Par un jugement n° 2406682 du 8 août 2024, la magistrate désignée par le président du tribunal administratif de Marseille a rejeté la requête de M. C….
Procédure devant la cour :
Par une requête enregistrée le 9 septembre 2024, M. C…, représenté par Me Gasmi Amara, demande à la cour :
1°) d’annuler ce jugement de la magistrate désignée par le président du tribunal administratif de Marseille ;
2°) d’annuler l’arrêté précité du 5 juin 2024 ;
3°) à titre principal, d’enjoindre au préfet de lui délivrer un certificat de résidence dans un délai de quinze jours suivant la notification de l’arrêt à intervenir, sous astreinte de 50 euros par jour de retard ou, à titre subsidiaire, de réexaminer sa situation dans les mêmes conditions de délai et d’astreinte ;
4°) de mettre à la charge de l’Etat le paiement d’une somme de 2 000 euros sur le fondement de l’article L. 761-1 du code de justice administrative.
Il soutient que :
— la personne ayant signé l’arrêté, Mme Demeulenaere, n’en avait pas la compétence ;
En ce qui concerne l’obligation de quitter le territoire français :
— elle est entachée d’un défaut de motivation ;
— le préfet a commis des erreurs de fait qui caractérisent un défaut d’examen de la situation ;
— le préfet s’est fondé à tort sur le 4°de l’article L. 611-1 du code de l’entrée et du séjour des étrangers et du droit d’asile, qui s’applique exclusivement aux réfugiés et bénéficiaires de la protection subsidiaire ;
— la décision attaquée méconnaît l’article 8 de la convention européenne de sauvegarde des droits de l’homme et des libertés fondamentales ;
— le préfet a commis une erreur manifeste d’appréciation au regard de sa situation personnelle et familiale dès lors qu’une partie de sa famille réside régulièrement en France, et qu’il justifie d’une intégration sociale et professionnelle ;
En ce qui concerne la décision fixant le pays de destination :
— la décision fixant le pays de destination est illégale en raison de l’illégalité de la décision portant obligation de quitter le territoire français ;
En ce qui concerne la décision portant interdiction de retour sur le territoire français :
— la décision portant interdiction de retour sur le territoire français est illégale en raison de l’illégalité de la décision portant obligation de quitter le territoire français ;
— cette décision est entachée d’une contradiction dès lors que le préfet a, dans ses motifs, fait état d’une interdiction de retour d’une durée d’un an mais a finalement prononcé une interdiction d’une durée de deux ans.

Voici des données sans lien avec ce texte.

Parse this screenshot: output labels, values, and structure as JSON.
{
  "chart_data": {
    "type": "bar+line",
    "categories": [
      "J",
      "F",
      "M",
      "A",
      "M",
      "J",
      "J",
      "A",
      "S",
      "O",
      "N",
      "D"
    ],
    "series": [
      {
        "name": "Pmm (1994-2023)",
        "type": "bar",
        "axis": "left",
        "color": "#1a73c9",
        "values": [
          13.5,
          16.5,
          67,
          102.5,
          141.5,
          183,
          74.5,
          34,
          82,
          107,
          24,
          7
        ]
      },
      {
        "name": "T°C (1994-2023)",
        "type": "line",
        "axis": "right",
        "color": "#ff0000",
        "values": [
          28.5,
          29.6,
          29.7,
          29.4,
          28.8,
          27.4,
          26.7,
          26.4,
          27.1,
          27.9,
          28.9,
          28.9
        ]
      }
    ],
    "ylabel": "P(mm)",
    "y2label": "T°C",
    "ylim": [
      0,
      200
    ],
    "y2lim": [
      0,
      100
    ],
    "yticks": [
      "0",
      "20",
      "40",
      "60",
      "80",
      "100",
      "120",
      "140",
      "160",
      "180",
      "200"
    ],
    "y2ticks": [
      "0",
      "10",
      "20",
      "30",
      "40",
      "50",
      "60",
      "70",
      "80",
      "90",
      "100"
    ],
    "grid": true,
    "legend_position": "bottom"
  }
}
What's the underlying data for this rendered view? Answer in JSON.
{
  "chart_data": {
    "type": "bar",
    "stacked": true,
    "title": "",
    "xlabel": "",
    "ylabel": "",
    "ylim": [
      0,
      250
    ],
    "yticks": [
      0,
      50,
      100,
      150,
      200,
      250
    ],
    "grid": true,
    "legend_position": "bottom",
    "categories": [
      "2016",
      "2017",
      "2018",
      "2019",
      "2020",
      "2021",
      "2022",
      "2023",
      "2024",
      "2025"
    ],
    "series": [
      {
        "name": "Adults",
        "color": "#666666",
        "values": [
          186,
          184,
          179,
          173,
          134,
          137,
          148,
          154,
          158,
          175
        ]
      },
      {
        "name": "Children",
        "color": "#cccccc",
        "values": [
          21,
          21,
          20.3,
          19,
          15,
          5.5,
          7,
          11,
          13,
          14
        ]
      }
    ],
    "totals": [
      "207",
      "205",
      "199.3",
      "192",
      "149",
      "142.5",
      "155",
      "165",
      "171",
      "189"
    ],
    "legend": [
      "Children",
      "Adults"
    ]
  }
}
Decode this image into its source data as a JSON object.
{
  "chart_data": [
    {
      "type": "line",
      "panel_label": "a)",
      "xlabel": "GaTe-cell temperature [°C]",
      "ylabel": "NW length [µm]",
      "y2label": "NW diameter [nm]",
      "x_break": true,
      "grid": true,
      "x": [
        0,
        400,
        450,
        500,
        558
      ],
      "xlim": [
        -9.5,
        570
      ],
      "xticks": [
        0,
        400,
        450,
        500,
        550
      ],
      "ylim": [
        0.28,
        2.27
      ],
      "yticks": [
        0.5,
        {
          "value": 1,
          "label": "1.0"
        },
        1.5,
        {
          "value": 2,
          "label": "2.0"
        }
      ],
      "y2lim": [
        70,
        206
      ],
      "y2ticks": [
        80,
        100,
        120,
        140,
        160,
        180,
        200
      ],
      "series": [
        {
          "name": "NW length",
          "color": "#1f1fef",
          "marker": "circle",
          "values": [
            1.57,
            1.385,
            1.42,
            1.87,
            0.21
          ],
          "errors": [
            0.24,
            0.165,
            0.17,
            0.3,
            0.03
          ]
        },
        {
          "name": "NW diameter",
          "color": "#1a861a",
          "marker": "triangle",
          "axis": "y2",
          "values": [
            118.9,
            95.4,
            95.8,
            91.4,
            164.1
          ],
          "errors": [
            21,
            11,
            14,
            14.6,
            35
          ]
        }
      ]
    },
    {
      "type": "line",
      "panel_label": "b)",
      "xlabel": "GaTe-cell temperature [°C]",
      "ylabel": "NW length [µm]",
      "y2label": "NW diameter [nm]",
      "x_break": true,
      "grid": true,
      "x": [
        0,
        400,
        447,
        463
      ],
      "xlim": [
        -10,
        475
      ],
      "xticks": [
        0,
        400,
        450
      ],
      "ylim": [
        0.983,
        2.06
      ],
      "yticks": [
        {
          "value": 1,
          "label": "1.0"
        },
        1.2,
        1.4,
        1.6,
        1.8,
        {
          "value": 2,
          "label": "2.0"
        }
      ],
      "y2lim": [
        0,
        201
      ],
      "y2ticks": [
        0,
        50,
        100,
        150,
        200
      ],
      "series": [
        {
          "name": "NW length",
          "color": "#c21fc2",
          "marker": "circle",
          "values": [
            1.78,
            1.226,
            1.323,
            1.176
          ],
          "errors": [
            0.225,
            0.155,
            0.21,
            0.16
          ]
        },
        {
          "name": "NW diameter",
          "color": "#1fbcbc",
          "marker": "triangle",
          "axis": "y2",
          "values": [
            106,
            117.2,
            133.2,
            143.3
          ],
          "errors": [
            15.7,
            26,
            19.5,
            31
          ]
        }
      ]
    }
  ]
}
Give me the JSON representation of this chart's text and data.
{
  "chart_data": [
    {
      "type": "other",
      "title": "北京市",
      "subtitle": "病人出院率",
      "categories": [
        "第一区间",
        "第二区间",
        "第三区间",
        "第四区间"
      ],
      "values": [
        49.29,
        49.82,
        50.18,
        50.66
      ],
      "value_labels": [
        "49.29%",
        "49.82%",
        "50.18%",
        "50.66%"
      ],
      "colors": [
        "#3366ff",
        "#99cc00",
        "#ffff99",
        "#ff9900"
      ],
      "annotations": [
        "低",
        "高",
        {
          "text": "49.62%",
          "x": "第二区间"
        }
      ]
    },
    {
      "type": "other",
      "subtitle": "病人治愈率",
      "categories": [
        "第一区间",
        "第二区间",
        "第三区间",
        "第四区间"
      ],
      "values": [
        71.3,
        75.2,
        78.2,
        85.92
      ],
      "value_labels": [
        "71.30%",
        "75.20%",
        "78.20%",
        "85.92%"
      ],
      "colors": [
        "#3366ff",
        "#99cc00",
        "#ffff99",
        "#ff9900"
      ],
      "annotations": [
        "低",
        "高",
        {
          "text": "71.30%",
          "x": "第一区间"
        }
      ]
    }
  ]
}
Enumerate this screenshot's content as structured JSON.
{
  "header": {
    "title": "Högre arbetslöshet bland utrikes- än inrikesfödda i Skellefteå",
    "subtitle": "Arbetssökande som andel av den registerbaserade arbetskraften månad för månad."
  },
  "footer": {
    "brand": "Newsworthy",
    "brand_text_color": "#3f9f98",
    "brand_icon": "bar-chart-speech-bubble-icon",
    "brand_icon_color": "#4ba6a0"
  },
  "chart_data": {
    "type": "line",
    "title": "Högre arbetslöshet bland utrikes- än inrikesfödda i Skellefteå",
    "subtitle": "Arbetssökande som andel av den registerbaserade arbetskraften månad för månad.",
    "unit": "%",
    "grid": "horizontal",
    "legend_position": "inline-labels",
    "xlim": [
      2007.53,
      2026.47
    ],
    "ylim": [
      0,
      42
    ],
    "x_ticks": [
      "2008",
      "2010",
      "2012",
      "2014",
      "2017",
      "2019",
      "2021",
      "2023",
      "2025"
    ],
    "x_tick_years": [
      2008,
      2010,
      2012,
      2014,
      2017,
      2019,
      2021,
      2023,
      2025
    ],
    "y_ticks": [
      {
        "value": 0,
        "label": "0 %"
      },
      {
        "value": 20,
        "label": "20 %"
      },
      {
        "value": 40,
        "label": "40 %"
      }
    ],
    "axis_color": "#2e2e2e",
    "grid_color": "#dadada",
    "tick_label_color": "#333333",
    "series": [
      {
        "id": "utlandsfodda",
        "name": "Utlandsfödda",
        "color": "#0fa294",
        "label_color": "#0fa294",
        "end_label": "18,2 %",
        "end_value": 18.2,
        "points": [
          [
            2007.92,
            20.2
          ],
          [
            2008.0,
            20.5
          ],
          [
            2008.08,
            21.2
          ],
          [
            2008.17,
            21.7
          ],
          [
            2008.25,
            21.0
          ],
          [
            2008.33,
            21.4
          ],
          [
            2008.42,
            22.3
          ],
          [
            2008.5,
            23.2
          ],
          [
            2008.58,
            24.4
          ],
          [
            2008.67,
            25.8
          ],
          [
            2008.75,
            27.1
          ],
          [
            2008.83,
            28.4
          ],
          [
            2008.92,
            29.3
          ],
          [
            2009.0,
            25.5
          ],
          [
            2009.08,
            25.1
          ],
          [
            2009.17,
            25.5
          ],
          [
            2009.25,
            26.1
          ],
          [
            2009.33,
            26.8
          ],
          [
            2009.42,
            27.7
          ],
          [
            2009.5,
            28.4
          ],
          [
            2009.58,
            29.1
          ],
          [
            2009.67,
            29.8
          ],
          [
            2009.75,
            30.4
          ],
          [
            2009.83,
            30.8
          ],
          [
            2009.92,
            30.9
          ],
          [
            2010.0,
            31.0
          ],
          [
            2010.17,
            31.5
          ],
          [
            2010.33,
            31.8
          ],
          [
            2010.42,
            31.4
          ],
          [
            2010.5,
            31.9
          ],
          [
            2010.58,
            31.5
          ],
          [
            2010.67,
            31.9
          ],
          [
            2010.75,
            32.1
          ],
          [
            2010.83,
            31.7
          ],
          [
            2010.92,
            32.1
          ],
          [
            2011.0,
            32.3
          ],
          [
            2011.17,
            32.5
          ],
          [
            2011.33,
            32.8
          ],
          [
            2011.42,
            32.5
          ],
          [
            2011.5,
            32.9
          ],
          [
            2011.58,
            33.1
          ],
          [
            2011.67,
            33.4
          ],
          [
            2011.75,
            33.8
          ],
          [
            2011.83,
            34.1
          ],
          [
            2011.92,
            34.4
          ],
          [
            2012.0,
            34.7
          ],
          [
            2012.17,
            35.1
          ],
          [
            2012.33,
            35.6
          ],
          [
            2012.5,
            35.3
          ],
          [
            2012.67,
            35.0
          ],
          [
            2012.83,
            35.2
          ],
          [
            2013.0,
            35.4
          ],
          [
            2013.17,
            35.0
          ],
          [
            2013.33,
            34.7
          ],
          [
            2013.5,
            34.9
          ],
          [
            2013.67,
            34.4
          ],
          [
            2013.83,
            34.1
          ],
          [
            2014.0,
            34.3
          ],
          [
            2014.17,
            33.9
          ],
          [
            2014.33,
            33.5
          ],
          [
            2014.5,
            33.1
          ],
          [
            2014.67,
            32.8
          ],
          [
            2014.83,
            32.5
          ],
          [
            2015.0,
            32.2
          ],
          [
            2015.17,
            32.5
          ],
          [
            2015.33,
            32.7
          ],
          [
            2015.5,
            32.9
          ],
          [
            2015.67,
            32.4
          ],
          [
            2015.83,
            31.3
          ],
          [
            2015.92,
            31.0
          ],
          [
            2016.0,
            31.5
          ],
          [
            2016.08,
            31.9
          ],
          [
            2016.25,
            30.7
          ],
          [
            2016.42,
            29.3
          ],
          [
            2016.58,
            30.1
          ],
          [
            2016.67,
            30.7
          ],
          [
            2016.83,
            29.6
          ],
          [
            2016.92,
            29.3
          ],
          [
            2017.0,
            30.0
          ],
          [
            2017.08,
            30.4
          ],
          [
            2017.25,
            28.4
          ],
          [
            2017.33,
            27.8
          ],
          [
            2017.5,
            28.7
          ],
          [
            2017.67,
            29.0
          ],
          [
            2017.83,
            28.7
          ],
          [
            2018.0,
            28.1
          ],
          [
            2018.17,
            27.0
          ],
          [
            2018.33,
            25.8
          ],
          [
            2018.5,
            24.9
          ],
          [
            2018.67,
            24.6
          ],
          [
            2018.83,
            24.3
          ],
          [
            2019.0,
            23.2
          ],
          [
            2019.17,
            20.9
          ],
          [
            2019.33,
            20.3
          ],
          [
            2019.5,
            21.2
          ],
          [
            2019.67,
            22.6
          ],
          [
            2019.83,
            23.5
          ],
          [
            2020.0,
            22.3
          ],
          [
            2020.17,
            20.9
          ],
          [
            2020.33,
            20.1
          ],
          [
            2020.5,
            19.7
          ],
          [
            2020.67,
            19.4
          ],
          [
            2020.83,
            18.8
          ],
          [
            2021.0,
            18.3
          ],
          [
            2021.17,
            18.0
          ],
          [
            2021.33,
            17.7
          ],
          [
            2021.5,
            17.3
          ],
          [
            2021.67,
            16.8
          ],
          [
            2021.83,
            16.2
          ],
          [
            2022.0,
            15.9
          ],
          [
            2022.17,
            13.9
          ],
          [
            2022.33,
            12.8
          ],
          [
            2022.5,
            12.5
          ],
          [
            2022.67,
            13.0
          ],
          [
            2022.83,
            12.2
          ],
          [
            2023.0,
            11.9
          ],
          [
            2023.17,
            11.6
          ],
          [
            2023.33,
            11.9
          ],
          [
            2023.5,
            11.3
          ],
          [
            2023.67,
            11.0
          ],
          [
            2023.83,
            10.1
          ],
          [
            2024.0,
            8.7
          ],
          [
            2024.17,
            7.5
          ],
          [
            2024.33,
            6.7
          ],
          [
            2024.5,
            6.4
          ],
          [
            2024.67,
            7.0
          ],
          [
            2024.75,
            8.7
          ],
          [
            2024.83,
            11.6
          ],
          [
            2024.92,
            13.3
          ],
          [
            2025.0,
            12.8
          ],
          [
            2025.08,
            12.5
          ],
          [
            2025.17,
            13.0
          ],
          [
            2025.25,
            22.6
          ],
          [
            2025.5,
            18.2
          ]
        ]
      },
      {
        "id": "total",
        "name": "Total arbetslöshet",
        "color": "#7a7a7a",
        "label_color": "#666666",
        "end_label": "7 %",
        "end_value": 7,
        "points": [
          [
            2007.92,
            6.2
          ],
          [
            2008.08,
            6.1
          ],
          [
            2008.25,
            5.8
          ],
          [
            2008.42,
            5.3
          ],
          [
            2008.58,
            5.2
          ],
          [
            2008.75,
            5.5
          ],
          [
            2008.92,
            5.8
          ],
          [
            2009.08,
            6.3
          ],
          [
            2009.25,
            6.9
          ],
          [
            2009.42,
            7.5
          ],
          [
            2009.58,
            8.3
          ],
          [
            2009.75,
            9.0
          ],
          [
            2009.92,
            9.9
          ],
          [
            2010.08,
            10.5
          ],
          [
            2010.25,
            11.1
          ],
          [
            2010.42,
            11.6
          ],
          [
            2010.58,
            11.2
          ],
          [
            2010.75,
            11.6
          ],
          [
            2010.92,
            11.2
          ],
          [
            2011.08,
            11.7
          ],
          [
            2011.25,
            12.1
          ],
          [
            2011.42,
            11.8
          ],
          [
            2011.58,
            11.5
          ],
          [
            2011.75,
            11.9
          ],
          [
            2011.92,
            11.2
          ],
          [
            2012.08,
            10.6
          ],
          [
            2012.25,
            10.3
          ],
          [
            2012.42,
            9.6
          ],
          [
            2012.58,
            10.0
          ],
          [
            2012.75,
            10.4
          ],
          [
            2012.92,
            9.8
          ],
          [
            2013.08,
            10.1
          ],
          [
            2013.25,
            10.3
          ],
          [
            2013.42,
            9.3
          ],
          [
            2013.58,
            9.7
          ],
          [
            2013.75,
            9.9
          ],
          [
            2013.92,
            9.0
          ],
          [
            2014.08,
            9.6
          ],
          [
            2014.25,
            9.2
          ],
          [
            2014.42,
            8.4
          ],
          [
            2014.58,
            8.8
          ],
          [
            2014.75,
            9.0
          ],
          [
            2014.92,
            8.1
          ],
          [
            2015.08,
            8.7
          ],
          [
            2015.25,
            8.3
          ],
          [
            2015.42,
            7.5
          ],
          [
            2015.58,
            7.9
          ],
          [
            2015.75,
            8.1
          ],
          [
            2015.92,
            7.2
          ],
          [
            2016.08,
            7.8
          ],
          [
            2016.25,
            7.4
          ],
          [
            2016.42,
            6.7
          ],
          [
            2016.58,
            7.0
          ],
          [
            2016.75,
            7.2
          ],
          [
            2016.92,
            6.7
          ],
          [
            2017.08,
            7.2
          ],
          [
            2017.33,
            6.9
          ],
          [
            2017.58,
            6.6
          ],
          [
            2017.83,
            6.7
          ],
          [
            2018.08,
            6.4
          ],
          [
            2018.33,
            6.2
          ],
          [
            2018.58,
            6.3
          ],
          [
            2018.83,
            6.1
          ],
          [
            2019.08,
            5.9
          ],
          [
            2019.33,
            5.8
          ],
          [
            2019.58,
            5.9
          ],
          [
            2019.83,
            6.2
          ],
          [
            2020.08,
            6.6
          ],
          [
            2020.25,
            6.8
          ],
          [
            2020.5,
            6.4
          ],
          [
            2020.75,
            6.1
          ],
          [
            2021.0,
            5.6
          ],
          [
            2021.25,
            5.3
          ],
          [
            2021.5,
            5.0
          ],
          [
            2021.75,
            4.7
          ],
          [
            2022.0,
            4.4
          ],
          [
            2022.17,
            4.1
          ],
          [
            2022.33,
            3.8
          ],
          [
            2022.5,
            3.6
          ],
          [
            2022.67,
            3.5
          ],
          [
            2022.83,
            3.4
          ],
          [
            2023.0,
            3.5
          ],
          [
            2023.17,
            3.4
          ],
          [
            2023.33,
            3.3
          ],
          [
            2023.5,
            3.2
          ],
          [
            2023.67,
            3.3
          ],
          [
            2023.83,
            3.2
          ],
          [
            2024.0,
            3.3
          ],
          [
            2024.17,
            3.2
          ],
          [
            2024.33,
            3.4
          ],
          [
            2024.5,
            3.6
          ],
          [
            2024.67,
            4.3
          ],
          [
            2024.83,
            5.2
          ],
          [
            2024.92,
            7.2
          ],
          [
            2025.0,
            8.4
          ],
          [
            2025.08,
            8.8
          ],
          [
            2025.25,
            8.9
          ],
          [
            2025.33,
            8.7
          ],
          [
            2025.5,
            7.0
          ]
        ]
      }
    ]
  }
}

La procédure a été communiquée au préfet des Alpes de Haute-Provence qui n’a pas produit d’observations.
Par une décision du 25 octobre 2024, M. C… a été admis au bénéfice de l’aide juridictionnelle totale.
Vu les autres pièces du dossier.
Vu :
— la convention européenne de sauvegarde des droits de l’homme et des libertés fondamentales ;
— l’accord franco-algérien signé le 27 décembre 1968 ;
— le code des relations entre le public et l’administration ;
— le code de l’entrée et du séjour des étrangers et du droit d’asile ;
— la loi n° 91-647 du 10 juillet 1991 ;
— le code de justice administrative.
La présidente de la formation de jugement a dispensé le rapporteur public, sur sa proposition, de prononcer des conclusions à l’audience en application de l’article R. 732-1 du code de justice administrative.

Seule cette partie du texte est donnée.